Re: Can a Man Invite His Parents To Live With Him?
Framing the issue as "can a man invite his parents" makes the issue combative. No, the husband should not have to ask permission of his wife, there should be mutual understanding and consideration for one another's parents and their needs.
Rather, there should be a discussion and compromise by all members of the family (husband, wife and in-laws) to determine the best living situation and what roles and responsibilities each member of the family has and how mutual respect and self-determinism of each person is ensured in the joint family system.
Problems arise when people's feelings and expectations are taken for granted. Discussion, empathy and compromise are needed to make relationships works.
Re: Can a Man Invite His Parents To Live With Him?

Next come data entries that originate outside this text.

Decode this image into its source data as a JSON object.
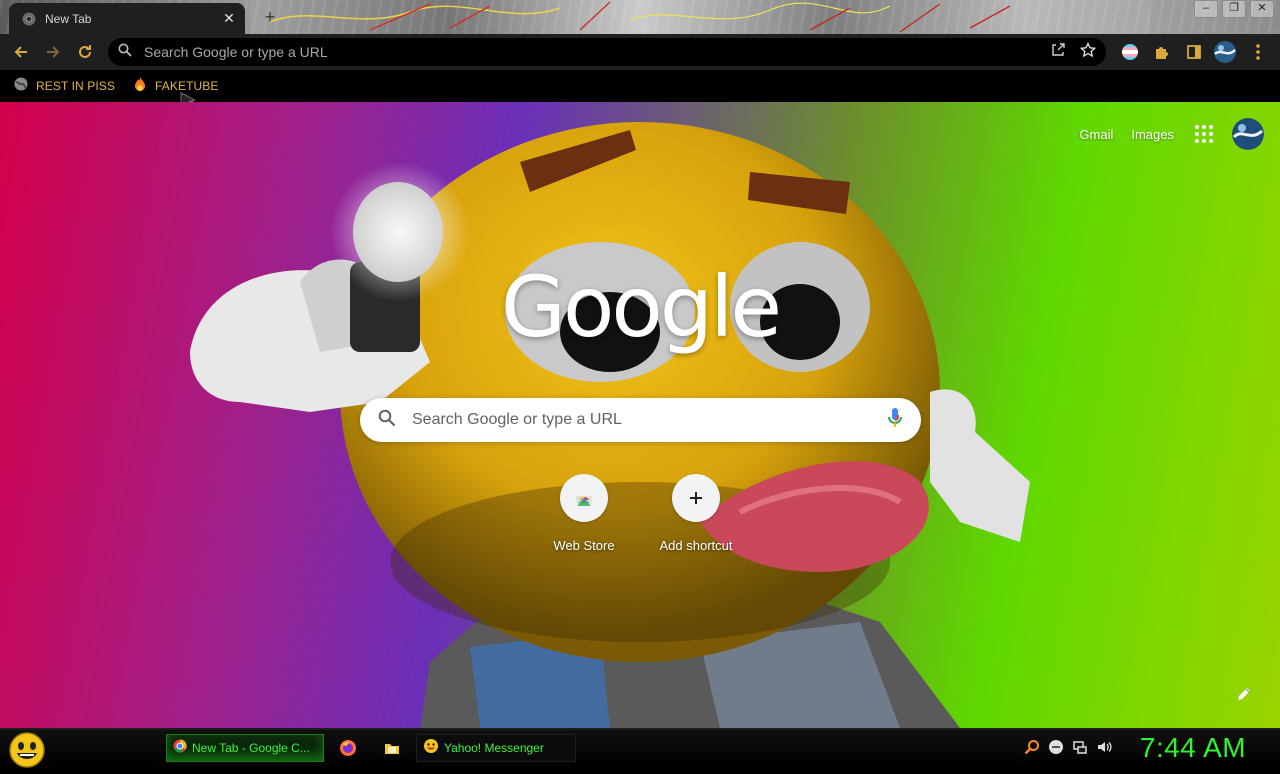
{
  "window": {
    "tab": {
      "title": "New Tab",
      "close_label": "✕"
    },
    "new_tab_label": "+",
    "controls": {
      "minimize": "–",
      "restore": "❐",
      "close": "✕"
    }
  },
  "toolbar": {
    "omnibox_placeholder": "Search Google or type a URL"
  },
  "bookmarks": [
    {
      "label": "REST IN PISS",
      "icon": "globe-icon"
    },
    {
      "label": "FAKETUBE",
      "icon": "fire-icon"
    }
  ],
  "ntp": {
    "links": {
      "gmail": "Gmail",
      "images": "Images"
    },
    "logo": "Google",
    "search_placeholder": "Search Google or type a URL",
    "shortcuts": [
      {
        "label": "Web Store",
        "icon": "chrome-web-store-icon"
      },
      {
        "label": "Add shortcut",
        "icon": "plus-icon"
      }
    ]
  },
  "taskbar": {
    "tasks": [
      {
        "label": "New Tab - Google C...",
        "icon": "chrome-icon",
        "active": true
      },
      {
        "label": "Yahoo! Messenger",
        "icon": "smiley-icon",
        "active": false
      }
    ],
    "clock": "7:44 AM"
  },
  "colors": {
    "accent_bookmark": "#e3b34a",
    "taskbar_text": "#3df23d",
    "clock": "#2ef52e",
    "toolbar_bg": "#1f1f1f"
  }
}
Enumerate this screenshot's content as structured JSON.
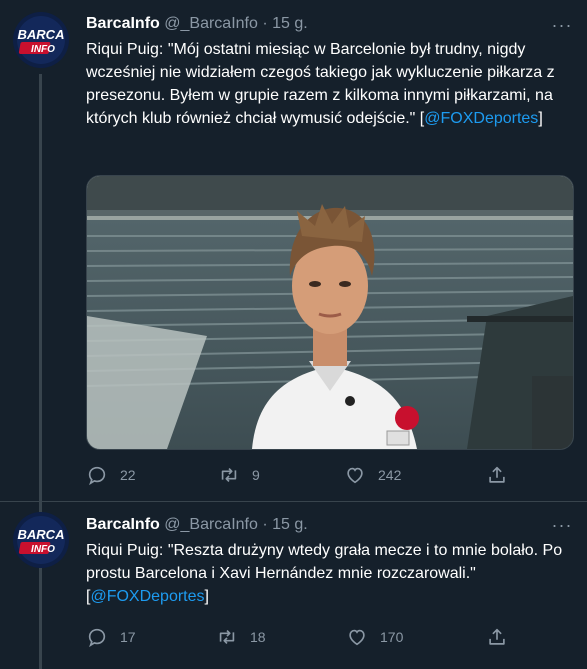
{
  "tweets": [
    {
      "author_name": "BarcaInfo",
      "author_handle": "@_BarcaInfo",
      "separator": "·",
      "time": "15 g.",
      "avatar_text": [
        "BARCA",
        "INFO"
      ],
      "text": "Riqui Puig: \"Mój ostatni miesiąc w Barcelonie był trudny, nigdy wcześniej nie widziałem czegoś takiego jak wykluczenie piłkarza z presezonu. Byłem w grupie razem z kilkoma innymi piłkarzami, na których klub również chciał wymusić odejście.\" [",
      "link": "@FOXDeportes",
      "text_end": "]",
      "replies": "22",
      "retweets": "9",
      "likes": "242"
    },
    {
      "author_name": "BarcaInfo",
      "author_handle": "@_BarcaInfo",
      "separator": "·",
      "time": "15 g.",
      "avatar_text": [
        "BARCA",
        "INFO"
      ],
      "text": "Riqui Puig: \"Reszta drużyny wtedy grała mecze i to mnie bolało. Po prostu Barcelona i Xavi Hernández mnie rozczarowali.\" [",
      "link": "@FOXDeportes",
      "text_end": "]",
      "replies": "17",
      "retweets": "18",
      "likes": "170"
    }
  ],
  "more_glyph": "···",
  "colors": {
    "background": "#15202b",
    "link": "#1d9bf0",
    "muted": "#8b98a5",
    "border": "#38444d"
  },
  "icons": [
    "reply-icon",
    "retweet-icon",
    "like-icon",
    "share-icon",
    "more-icon"
  ]
}
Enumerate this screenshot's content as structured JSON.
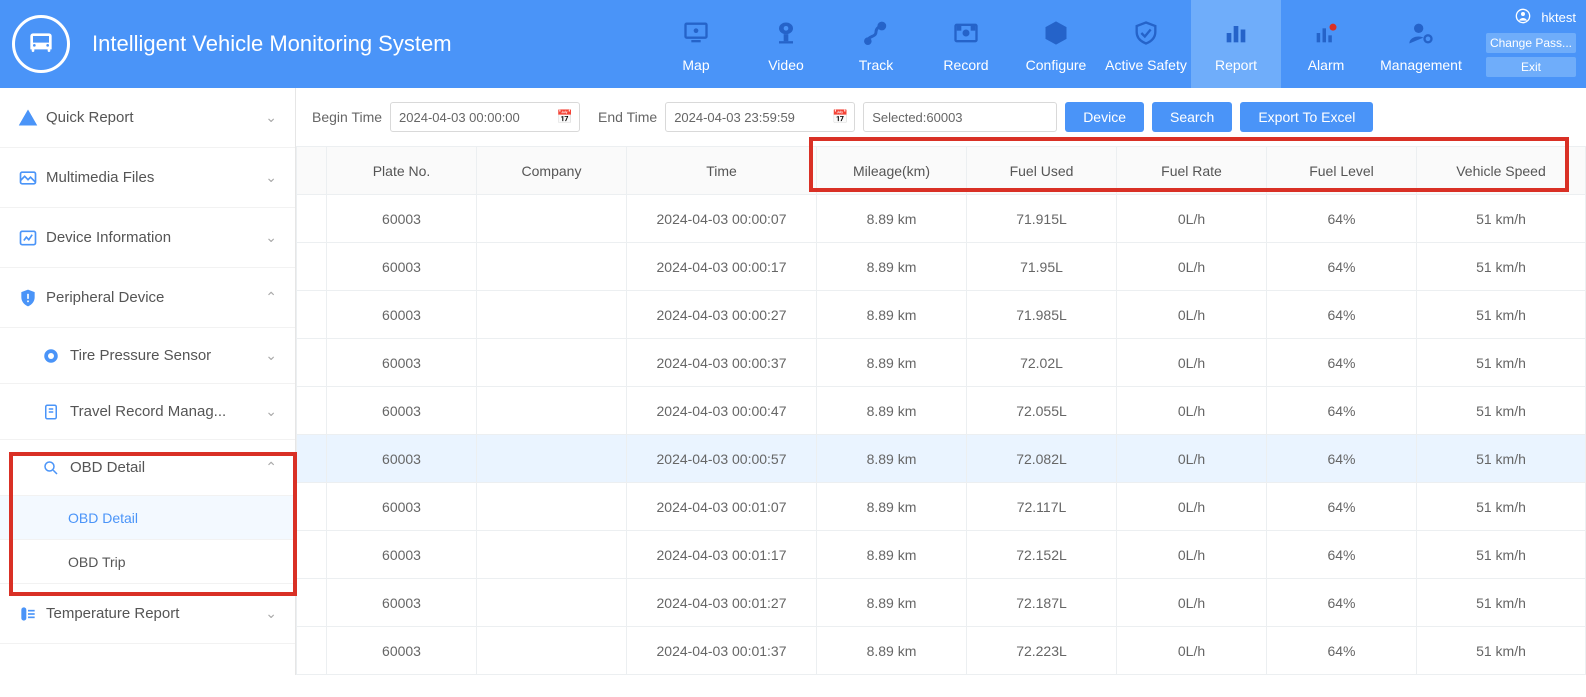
{
  "app": {
    "title": "Intelligent Vehicle Monitoring System"
  },
  "user": {
    "name": "hktest",
    "change_pass": "Change Pass...",
    "exit": "Exit"
  },
  "nav": {
    "map": "Map",
    "video": "Video",
    "track": "Track",
    "record": "Record",
    "configure": "Configure",
    "active_safety": "Active Safety",
    "report": "Report",
    "alarm": "Alarm",
    "management": "Management"
  },
  "sidebar": {
    "quick_report": "Quick Report",
    "multimedia": "Multimedia Files",
    "device_info": "Device Information",
    "peripheral": "Peripheral Device",
    "tire": "Tire Pressure Sensor",
    "travel_record": "Travel Record Manag...",
    "obd_detail_parent": "OBD Detail",
    "obd_detail": "OBD Detail",
    "obd_trip": "OBD Trip",
    "temperature": "Temperature Report"
  },
  "filter": {
    "begin_label": "Begin Time",
    "begin_value": "2024-04-03 00:00:00",
    "end_label": "End Time",
    "end_value": "2024-04-03 23:59:59",
    "selected": "Selected:60003",
    "device_btn": "Device",
    "search_btn": "Search",
    "export_btn": "Export To Excel"
  },
  "table": {
    "headers": {
      "blank": "",
      "plate": "Plate No.",
      "company": "Company",
      "time": "Time",
      "mileage": "Mileage(km)",
      "fuel_used": "Fuel Used",
      "fuel_rate": "Fuel Rate",
      "fuel_level": "Fuel Level",
      "speed": "Vehicle Speed"
    },
    "rows": [
      {
        "plate": "60003",
        "company": "",
        "time": "2024-04-03 00:00:07",
        "mileage": "8.89 km",
        "fuel_used": "71.915L",
        "fuel_rate": "0L/h",
        "fuel_level": "64%",
        "speed": "51 km/h"
      },
      {
        "plate": "60003",
        "company": "",
        "time": "2024-04-03 00:00:17",
        "mileage": "8.89 km",
        "fuel_used": "71.95L",
        "fuel_rate": "0L/h",
        "fuel_level": "64%",
        "speed": "51 km/h"
      },
      {
        "plate": "60003",
        "company": "",
        "time": "2024-04-03 00:00:27",
        "mileage": "8.89 km",
        "fuel_used": "71.985L",
        "fuel_rate": "0L/h",
        "fuel_level": "64%",
        "speed": "51 km/h"
      },
      {
        "plate": "60003",
        "company": "",
        "time": "2024-04-03 00:00:37",
        "mileage": "8.89 km",
        "fuel_used": "72.02L",
        "fuel_rate": "0L/h",
        "fuel_level": "64%",
        "speed": "51 km/h"
      },
      {
        "plate": "60003",
        "company": "",
        "time": "2024-04-03 00:00:47",
        "mileage": "8.89 km",
        "fuel_used": "72.055L",
        "fuel_rate": "0L/h",
        "fuel_level": "64%",
        "speed": "51 km/h"
      },
      {
        "plate": "60003",
        "company": "",
        "time": "2024-04-03 00:00:57",
        "mileage": "8.89 km",
        "fuel_used": "72.082L",
        "fuel_rate": "0L/h",
        "fuel_level": "64%",
        "speed": "51 km/h",
        "hover": true
      },
      {
        "plate": "60003",
        "company": "",
        "time": "2024-04-03 00:01:07",
        "mileage": "8.89 km",
        "fuel_used": "72.117L",
        "fuel_rate": "0L/h",
        "fuel_level": "64%",
        "speed": "51 km/h"
      },
      {
        "plate": "60003",
        "company": "",
        "time": "2024-04-03 00:01:17",
        "mileage": "8.89 km",
        "fuel_used": "72.152L",
        "fuel_rate": "0L/h",
        "fuel_level": "64%",
        "speed": "51 km/h"
      },
      {
        "plate": "60003",
        "company": "",
        "time": "2024-04-03 00:01:27",
        "mileage": "8.89 km",
        "fuel_used": "72.187L",
        "fuel_rate": "0L/h",
        "fuel_level": "64%",
        "speed": "51 km/h"
      },
      {
        "plate": "60003",
        "company": "",
        "time": "2024-04-03 00:01:37",
        "mileage": "8.89 km",
        "fuel_used": "72.223L",
        "fuel_rate": "0L/h",
        "fuel_level": "64%",
        "speed": "51 km/h"
      }
    ]
  }
}
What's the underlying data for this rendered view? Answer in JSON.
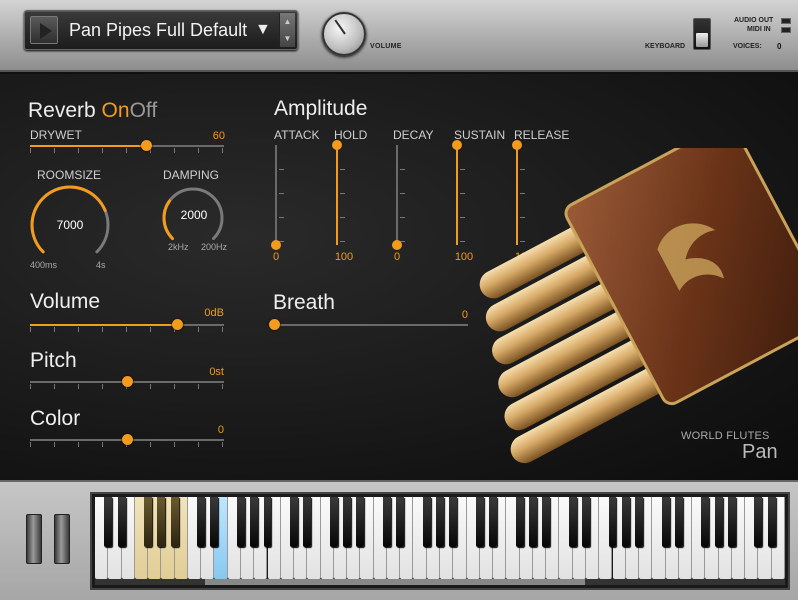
{
  "header": {
    "preset_name": "Pan Pipes Full Default",
    "preset_caret": "▼",
    "stepper_up": "▲",
    "stepper_down": "▼",
    "volume_label": "VOLUME",
    "volume_level": 0.8,
    "keyboard_label": "KEYBOARD",
    "audio_out_label": "AUDIO OUT",
    "midi_in_label": "MIDI IN",
    "voices_label": "VOICES:",
    "voices_value": "0"
  },
  "reverb": {
    "title": "Reverb",
    "on_label": "On",
    "off_label": "Off",
    "drywet_label": "DRYWET",
    "drywet_value": "60",
    "drywet_level": 0.6,
    "roomsize_label": "ROOMSIZE",
    "roomsize_value": "7000",
    "roomsize_level": 0.75,
    "roomsize_min": "400ms",
    "roomsize_max": "4s",
    "damping_label": "DAMPING",
    "damping_value": "2000",
    "damping_level": 0.3,
    "damping_min": "2kHz",
    "damping_max": "200Hz"
  },
  "amplitude": {
    "title": "Amplitude",
    "sliders": [
      {
        "label": "ATTACK",
        "value": "0",
        "level": 0
      },
      {
        "label": "HOLD",
        "value": "100",
        "level": 1
      },
      {
        "label": "DECAY",
        "value": "0",
        "level": 0
      },
      {
        "label": "SUSTAIN",
        "value": "100",
        "level": 1
      },
      {
        "label": "RELEASE",
        "value": "100",
        "level": 1
      }
    ]
  },
  "volume": {
    "title": "Volume",
    "value": "0dB",
    "level": 0.76
  },
  "pitch": {
    "title": "Pitch",
    "value": "0st",
    "level": 0.5
  },
  "color": {
    "title": "Color",
    "value": "0",
    "level": 0.5
  },
  "breath": {
    "title": "Breath",
    "value": "0",
    "level": 0
  },
  "branding": {
    "line1": "WORLD FLUTES",
    "line2": "Pan"
  },
  "colors": {
    "accent": "#f29b1c",
    "highlight_key": "#e8d8a8",
    "pressed_key": "#9cd4f7"
  }
}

I soooo much agree to the highlighted part… :no: Before men point their fingers towards women, they should look into their garebaan first. As they say , “Auron ko naseehat and khud miyaan fazeehat” ![]()
Re: Can a Man Invite His Parents To Live With Him?
A very good reason to keep your wife chained to the stove, right where she belongs.
It is said hubby should start making kids immediately after marriage so she keeps busy with kids. so day time chained to kids and stove and night time chained to hubby......
Beychari jaey toa jaey kahan
Re: Can a Man Invite His Parents To Live With Him?
My own grandparents have absolutely no input into how we live our lives (they live thousands of miles away tho they are pretty liberal anyway) but I do know of girls from more traditional families whose elders do tell them they must dress a certain way eg. must wear hijab, shouldn't wear western clothes apart from school uniform, shouldn't marry out of their caste let alone their race..
i don't see anything wrong with grandparents giving their input on certain things, esp when dad has no problem. plus not everyone has what it takes to see their daughters, grand daughters in booty shorts like you want.
Re: Can a Man Invite His Parents To Live With Him?
If wife is not agreeing to bring the parents home, then will husband be justified in going back home for extended period? Lets say couple of years? (assuming that couple is our of Pakistan and Parents are in Pakistan).
Will wife be justified in even complaining in this case? I mean man has granted wife's wish of not inviting parents to *HER home... *
PS: Personally I believe it should not come to "permissions" in couple. Both should help each other in such times. Sometimes worst thing you can do is go by book.